Score: 0

Design of A Low-Latency and Parallelizable SVD Dataflow Architecture on FPGA

Published: November 16, 2025 | arXiv ID: 2511.12461v3

By: Fangqiang Du , Sixuan Chong , Zixuan Huang and more

Potential Business Impact:

Speeds up computer analysis of big data streams.

Business Areas:

DSP Hardware

Singular value decomposition (SVD) is widely used for dimensionality reduction and noise suppression, and it plays a pivotal role in numerous scientific and engineering applications. As the dimensions of the matrix grow rapidly, the computational cost increases significantly, posing a serious challenge to the efficiency of data analysis and signal processing systems, especially in time-sensitive scenarios involving large-scale datasets. Although various dedicated hardware architectures have been proposed to accelerate the computation of intensive SVD, many of these designs suffer from limited scalability and high consumption of on-chip memory resources.
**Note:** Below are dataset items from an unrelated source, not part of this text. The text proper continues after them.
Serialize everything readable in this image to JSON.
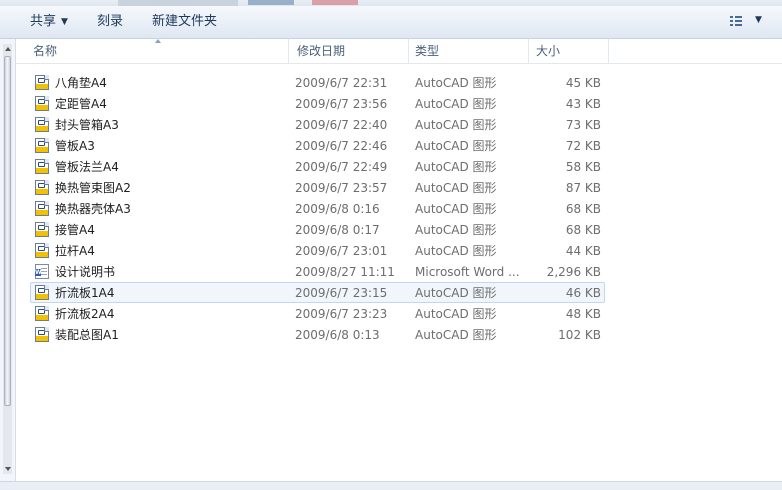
{
  "toolbar": {
    "share_label": "共享",
    "burn_label": "刻录",
    "new_folder_label": "新建文件夹",
    "view_icon": "details-view-icon"
  },
  "columns": {
    "name": "名称",
    "date": "修改日期",
    "type": "类型",
    "size": "大小",
    "sort": "ascending"
  },
  "files": [
    {
      "name": "八角垫A4",
      "date": "2009/6/7 22:31",
      "type": "AutoCAD 图形",
      "size": "45 KB",
      "icon": "autocad-dwg-icon"
    },
    {
      "name": "定距管A4",
      "date": "2009/6/7 23:56",
      "type": "AutoCAD 图形",
      "size": "43 KB",
      "icon": "autocad-dwg-icon"
    },
    {
      "name": "封头管箱A3",
      "date": "2009/6/7 22:40",
      "type": "AutoCAD 图形",
      "size": "73 KB",
      "icon": "autocad-dwg-icon"
    },
    {
      "name": "管板A3",
      "date": "2009/6/7 22:46",
      "type": "AutoCAD 图形",
      "size": "72 KB",
      "icon": "autocad-dwg-icon"
    },
    {
      "name": "管板法兰A4",
      "date": "2009/6/7 22:49",
      "type": "AutoCAD 图形",
      "size": "58 KB",
      "icon": "autocad-dwg-icon"
    },
    {
      "name": "换热管束图A2",
      "date": "2009/6/7 23:57",
      "type": "AutoCAD 图形",
      "size": "87 KB",
      "icon": "autocad-dwg-icon"
    },
    {
      "name": "换热器壳体A3",
      "date": "2009/6/8 0:16",
      "type": "AutoCAD 图形",
      "size": "68 KB",
      "icon": "autocad-dwg-icon"
    },
    {
      "name": "接管A4",
      "date": "2009/6/8 0:17",
      "type": "AutoCAD 图形",
      "size": "68 KB",
      "icon": "autocad-dwg-icon"
    },
    {
      "name": "拉杆A4",
      "date": "2009/6/7 23:01",
      "type": "AutoCAD 图形",
      "size": "44 KB",
      "icon": "autocad-dwg-icon"
    },
    {
      "name": "设计说明书",
      "date": "2009/8/27 11:11",
      "type": "Microsoft Word ...",
      "size": "2,296 KB",
      "icon": "word-doc-icon"
    },
    {
      "name": "折流板1A4",
      "date": "2009/6/7 23:15",
      "type": "AutoCAD 图形",
      "size": "46 KB",
      "icon": "autocad-dwg-icon",
      "selected": true
    },
    {
      "name": "折流板2A4",
      "date": "2009/6/7 23:23",
      "type": "AutoCAD 图形",
      "size": "48 KB",
      "icon": "autocad-dwg-icon"
    },
    {
      "name": "装配总图A1",
      "date": "2009/6/8 0:13",
      "type": "AutoCAD 图形",
      "size": "102 KB",
      "icon": "autocad-dwg-icon"
    }
  ]
}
Moreover, they typically overlook the computational and data transfer challenges associated with SVD, making them unsuitable for real-time processing of large-scale data stream matrices in embedded systems. In this paper, we propose a Data Stream-Based SVD processing algorithm (DSB Jacobi), which significantly reduces on-chip BRAM usage while improving computational speed, offering a practical solution for real-time SVD computation of large-scale data streams. Compared to previous works, our experimental results indicate that the proposed method reduces on-chip RAM consumption by 41.5 percent and improves computational efficiency by a factor of 23.